Little by little, Gravity’s jetpacks begin to gain a foothold in the real world. Science fiction becomes science.
the british company Gravity Industries has been developing for many years his flying suit, JetSuit, the most advanced on the market. It has already accumulated thousands of hours of testing, and at ComputerHoy.com we have carried out extensive coverage of its evolution in recent years.
JetSuit is different from other competitive flying suits because the thrusters are not on the back, but in the hands of the pilot. This makes it much more maneuverable. Literally, you move the thrusters by handand not by pressing a button.
Thanks to this system you can reach a spectacular speed of 135km/h, and allows more precise control. In this link you can see him participating in a race against a rally car.
It is not a prototype. It’s on sale now for a few €400,000although you must pass a course to be able to use it.
It is unlikely that this suit will be allowed to be used for civilian use, in public areas, so Gravity He has focused it on two different types of markets: the military, and the emergency.
This week he has published a new video, which you can see at the beginning of the news, where he shows how the flying suit is being tested in real training missions by six NATO armies, and by emergency services.

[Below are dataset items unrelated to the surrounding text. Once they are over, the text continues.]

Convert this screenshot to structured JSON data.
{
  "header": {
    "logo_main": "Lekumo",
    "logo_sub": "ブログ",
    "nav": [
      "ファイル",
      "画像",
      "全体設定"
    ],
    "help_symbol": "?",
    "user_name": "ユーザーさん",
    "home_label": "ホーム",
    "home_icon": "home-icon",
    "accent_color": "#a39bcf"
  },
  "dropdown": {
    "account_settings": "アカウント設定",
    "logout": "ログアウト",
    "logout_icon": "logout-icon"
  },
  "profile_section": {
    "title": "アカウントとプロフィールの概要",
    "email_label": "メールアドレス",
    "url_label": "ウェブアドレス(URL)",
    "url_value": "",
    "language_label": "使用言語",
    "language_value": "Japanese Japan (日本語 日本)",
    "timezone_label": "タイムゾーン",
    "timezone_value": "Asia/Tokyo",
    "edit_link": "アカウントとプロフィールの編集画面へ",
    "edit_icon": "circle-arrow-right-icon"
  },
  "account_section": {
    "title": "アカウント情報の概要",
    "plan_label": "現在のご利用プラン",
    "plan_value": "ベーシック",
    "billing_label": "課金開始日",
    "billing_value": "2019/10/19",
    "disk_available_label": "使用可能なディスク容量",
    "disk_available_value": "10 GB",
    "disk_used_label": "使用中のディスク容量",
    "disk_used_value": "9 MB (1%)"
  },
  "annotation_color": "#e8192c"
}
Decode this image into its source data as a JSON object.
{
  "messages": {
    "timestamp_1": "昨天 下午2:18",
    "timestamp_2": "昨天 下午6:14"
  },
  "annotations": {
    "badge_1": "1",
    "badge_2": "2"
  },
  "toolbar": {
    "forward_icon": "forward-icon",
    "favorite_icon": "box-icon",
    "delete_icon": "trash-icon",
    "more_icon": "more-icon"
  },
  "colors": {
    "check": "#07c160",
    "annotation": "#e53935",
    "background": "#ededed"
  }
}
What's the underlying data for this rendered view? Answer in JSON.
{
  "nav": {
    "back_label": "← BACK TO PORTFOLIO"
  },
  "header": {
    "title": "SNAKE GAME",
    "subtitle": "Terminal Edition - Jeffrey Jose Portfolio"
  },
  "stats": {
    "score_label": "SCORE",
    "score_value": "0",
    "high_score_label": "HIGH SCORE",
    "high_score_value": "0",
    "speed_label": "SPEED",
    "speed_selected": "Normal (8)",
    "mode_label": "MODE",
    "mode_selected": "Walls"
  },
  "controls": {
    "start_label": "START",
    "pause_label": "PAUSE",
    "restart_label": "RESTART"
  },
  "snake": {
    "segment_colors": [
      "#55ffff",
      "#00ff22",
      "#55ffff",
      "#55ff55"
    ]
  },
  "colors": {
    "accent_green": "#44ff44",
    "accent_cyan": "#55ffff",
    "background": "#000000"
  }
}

In the military field, it has been tested in numerous scenarios, both on land and at sea, in which small groups of specialists or elite personnel must move quickly through difficult terrain, in any weather, day or night.
The JetSuit implements new military and police tacticsas it allows infantry or police to “jump” from the ground to the roof in seconds, board ships or trucks on the move, and access areas inaccessible by land.
It seems a useful tool in raids, sabotage, ambushes, extractions, maritime boarding, anti-terrorist urban containment, etc.
Since a medical point of view, as we see in the second part of the video, the flying suit allows quick access in difficult terrain or weather conditions, to provide critical care in circumstances such as blood loss, shortness of breath and pain management. It saves valuable time for evacuation.